Benefits of Cash Flow Statement and Cash Equivalents

Cash Flow

According to the dictionary terms, flow means movement, and the flow of cash is termed as cash flow. Generally, cash flow is defined in two types they are cash inflow and cash outflow. The cash transactions which increase the cash amount in the business are cash inflows like receipts from debtors, the sale of fixed assets, etc., and the cash transactions which decrease cash are called outflows like payment of interest on loans.

Benefits of a Cash Flow Statement
The Cash Flow Statement helps in knowing the exact figure of cash inflows and outflows from various operations of the business. It helps in comparing the cash budgets of past assessments with the present to assess the future requirements of the cash. It gives accurate information about the cash-based transactions in the business.

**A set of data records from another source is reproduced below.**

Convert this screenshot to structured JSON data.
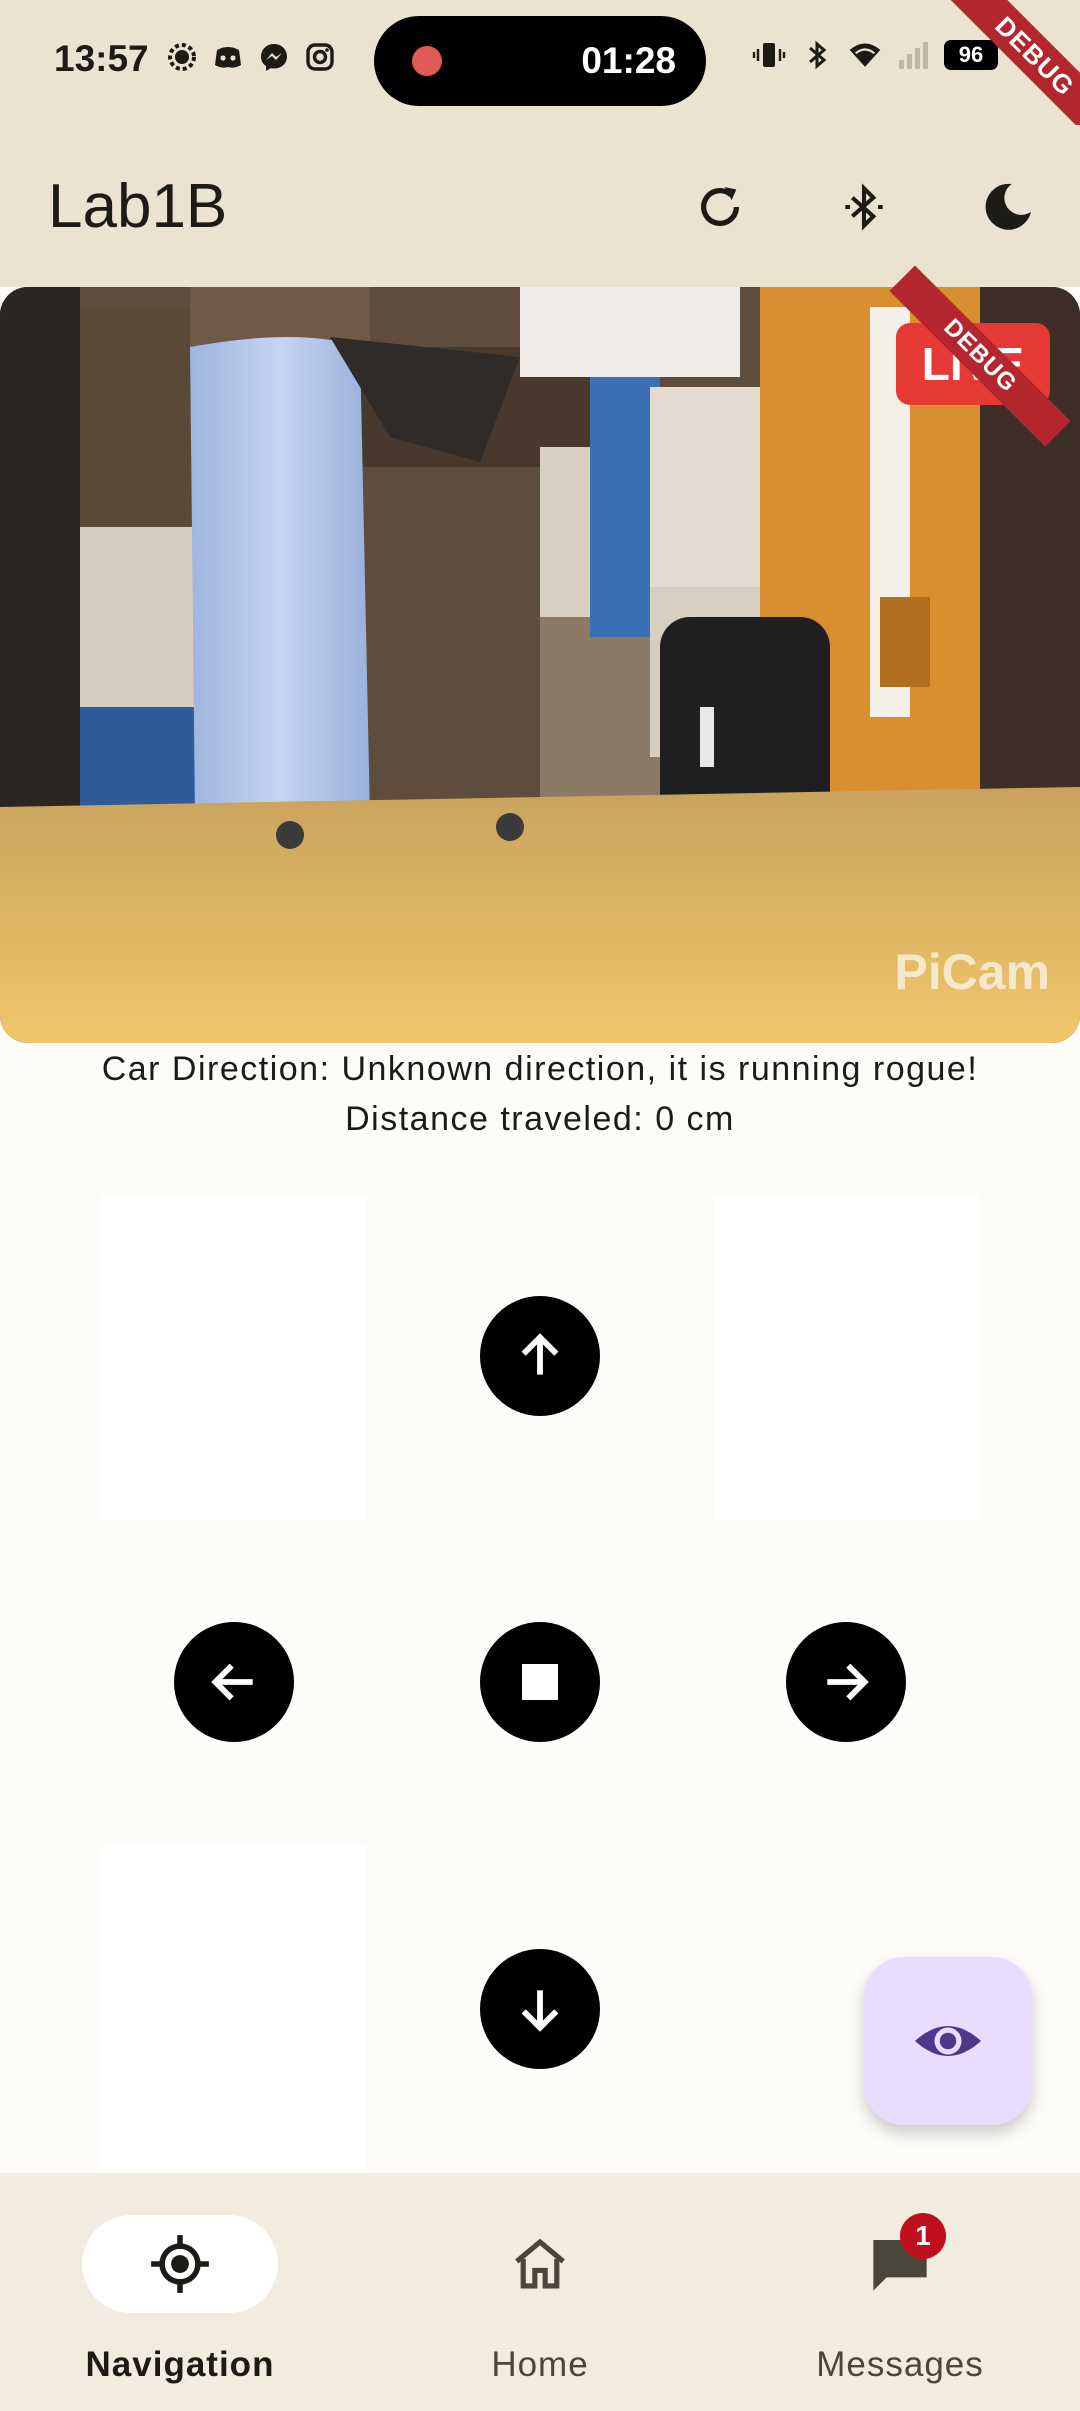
{
  "status_bar": {
    "time": "13:57",
    "recording_time": "01:28",
    "battery": "96",
    "left_icons": [
      "signal-messenger-icon",
      "discord-icon",
      "messenger-icon",
      "instagram-icon"
    ],
    "right_icons": [
      "vibrate-icon",
      "bluetooth-icon",
      "wifi-icon",
      "cell-signal-icon",
      "battery-icon"
    ]
  },
  "debug_banner": "DEBUG",
  "app_bar": {
    "title": "Lab1B",
    "actions": [
      "refresh-icon",
      "bluetooth-icon",
      "dark-mode-icon"
    ]
  },
  "camera": {
    "live_label": "LIVE",
    "source_label": "PiCam"
  },
  "info": {
    "direction": "Car Direction: Unknown direction, it is running rogue!",
    "distance": "Distance traveled: 0 cm"
  },
  "controls": [
    "forward",
    "left",
    "stop",
    "right",
    "backward"
  ],
  "fab": {
    "icon": "eye-icon"
  },
  "nav": {
    "items": [
      {
        "label": "Navigation",
        "icon": "gps-fixed-icon",
        "active": true
      },
      {
        "label": "Home",
        "icon": "home-icon",
        "active": false
      },
      {
        "label": "Messages",
        "icon": "chat-icon",
        "active": false,
        "badge": "1"
      }
    ]
  },
  "colors": {
    "surface": "#e9e3d0",
    "nav_bg": "#f2ecdf",
    "live_red": "#e53935",
    "fab_bg": "#e9ddff",
    "fab_icon": "#4f378b",
    "badge": "#c00f1c"
  }
}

A cash flow statement is majorly used in preparing the cash budget for future needs and helps in knowing the periodical requirement of cash in the business.

It reveals the key changes required for the financial positioning of the business and prioritizes important activities to the management.

It provides information about various investing and financing cash transactions that take place during the year and helps in evaluating the financial structure of the business. The Cash Flow statement helps in identifying the profitability of the business when compared with the ratio analysis.

Limitations of Cash Flow Statement

  • Cash flow statement only confined to money-made transactions leaving the other fund transactions and long-term assets and liabilities.
  • Even though it plays an important role in the business it has limited use when compared with the profit and loss account.
  • These statements don’t disclose the net income from the various operations executed during the course of the business.


Question 1.
Is it necessary to prepare a Cash flow statement along with the financial statements?
As per accounting standard 7, the cash flow statement plays a crucial part in preparing the profit and loss account. Hence preparation of a cash flow statement is required at the end of the annual year along with the financial statements.

Question 2.
What is meant by demand deposits in cash inflows?
Demand deposits are the cash deposits held at a bank or any other financial institution drawn based on the requirement. These are mainly used for fulfilling the short-term cash requirements in the business.